OK, OK, não é tão difícil assim convencer alguém que os gringos fizeram muita porcaria por este mundo. Para ficar apenas nos exemplos recentes, eu cito a II Guerra do Golfo, a Guerra do Afeganistão e as intervenções militares indiretas na América do Sul para eliminar plantações de coca. Eu poderia também descambar para a teoria da conspiração e dizer que JEWS DID 9/11!!! o governo estadounidense planejou o 11 de setembro, mas eu não comprei esta história como aceitável. Ainda assim, o mero fato de cidadãos dos EUA duvidarem da honestidade de seu próprio governo neste nível é um sinal claro de que, sim, é bem fácil pensar que os EUA são bandidos, sem contar todos os outros exemplos que deixei de fora. Não é algo realmente surpreendente que nós, brasileiros bem educados, bem alimentados e bem informados critiquemos os EUA, e repudiemos suas políticas. Mas, obviamente, eu não vou terminar este texto dizendo algo como "os EUA são maus, muito maus", nem "os EUA vão salvar o mundo destes comunistas", e é aqui que começa a parte subversiva do texto.

Na verdade, por mais que ache justificadas as críticas, elas quase sempre soam aos meus ouvidos como hipocrisia, por serem muito mais chutar o cachorro morto do que argumentos fundamentados logicamente. Eu e meus colegas teorizamos que pode-se deduzir que alguém vai falar bobagem pela forma como começa sua frase. Por exemplo, nada de bom pode vir depois de "primeiro, a gente compra um Del Rey"; nada de bom pode vir depois de "a gente fala com uns agricultor"; e nada de bom pode vir depois de um "ah, por que o Bush..." dito em uma sala de aula. Dificilmente será algo acima do pastiche senso comum que circula pelos meios "iluminados intelectualmente" aqui no Brasil. Certamente, Bush Jr. foi um dos piores presidentes de todos os tempos, competindo até com o infame James Buchanan, que permitiu a Guerra Civil nos EUA. Mas não há nada melhor para se dizer sobre ele? Nada além disso? Se não houver, por que não podemos considerar isto como consensual e seguir em frente? Pelo jeito não, pois nunca antes na história deste país apareceu um cachorro morto tão bom para se chutar.

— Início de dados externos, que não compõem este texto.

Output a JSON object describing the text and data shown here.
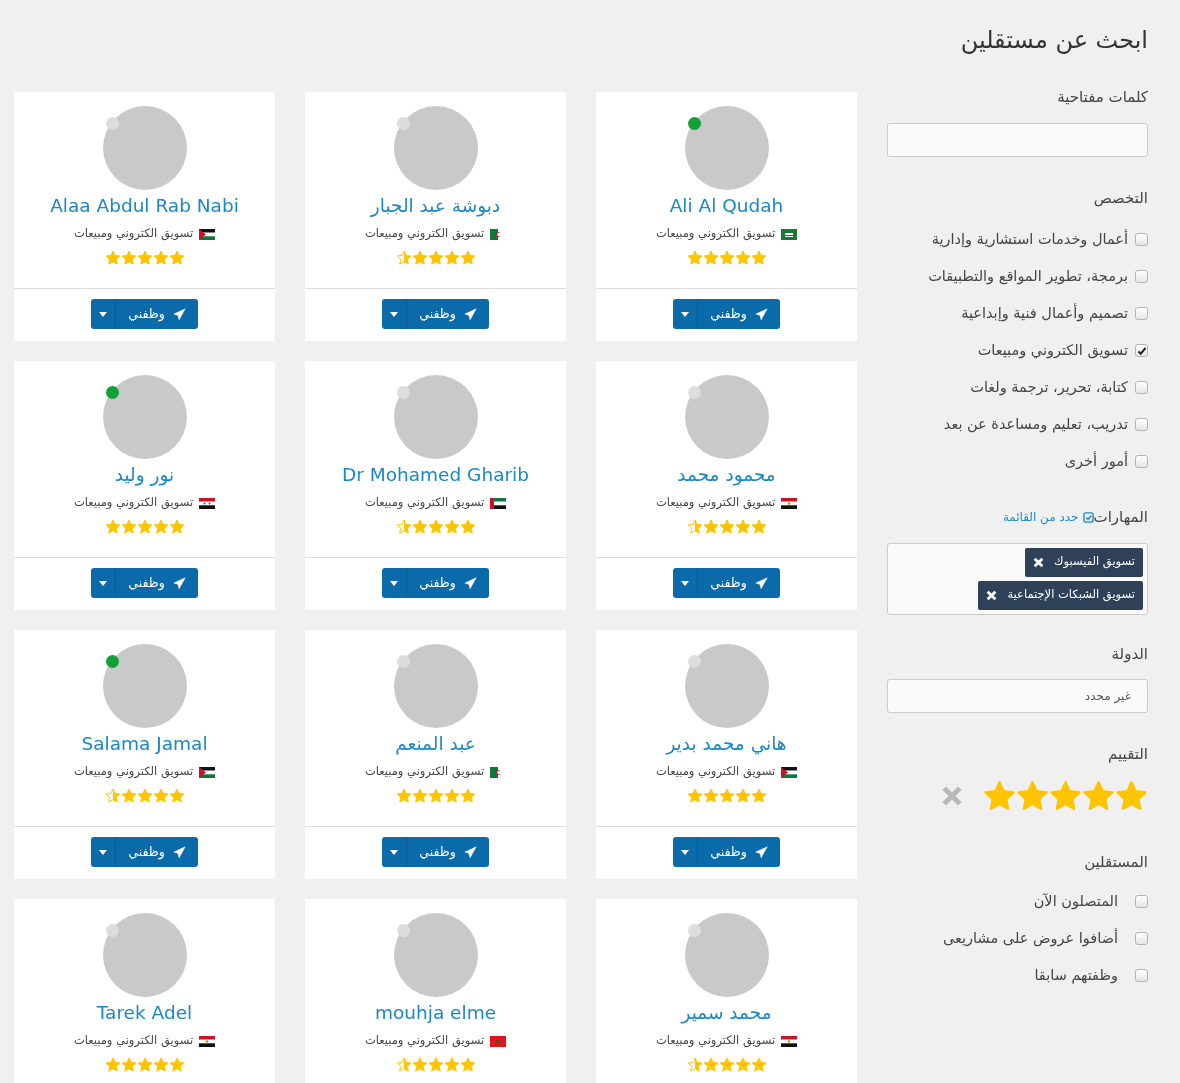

Mas o movimento anti-EUA não se restringe a criticar as guerras deles, as políticas deles ou os hábitos deles. Chega ao ódio gratuito. Lembro muito bem de, logo após ter entrado para a faculdade, de uma pessoa dizer que gostou de ver os EUA se se foder com os atentados ao World Trade Center, apesar de sentir tristeza pelas vítimas. Como se os EUA fossem governados por robôs sem coração (ou criaturas reptilianas do espaço), à parte de sua população. Fiquei especialmente chocado com esta afirmação por tê-la escutado poucos meses após minha estadia naquele país, onde morei por seis meses sob o mesmo teto que quatro outros estadounidenses. Como disse anteriormente, também fiz coro com todas estas pessoas que fazem de criticar os EUA seu esporte, mas morar lá me fez mudar muitas, se não todas, idéias que tinha anteriormente.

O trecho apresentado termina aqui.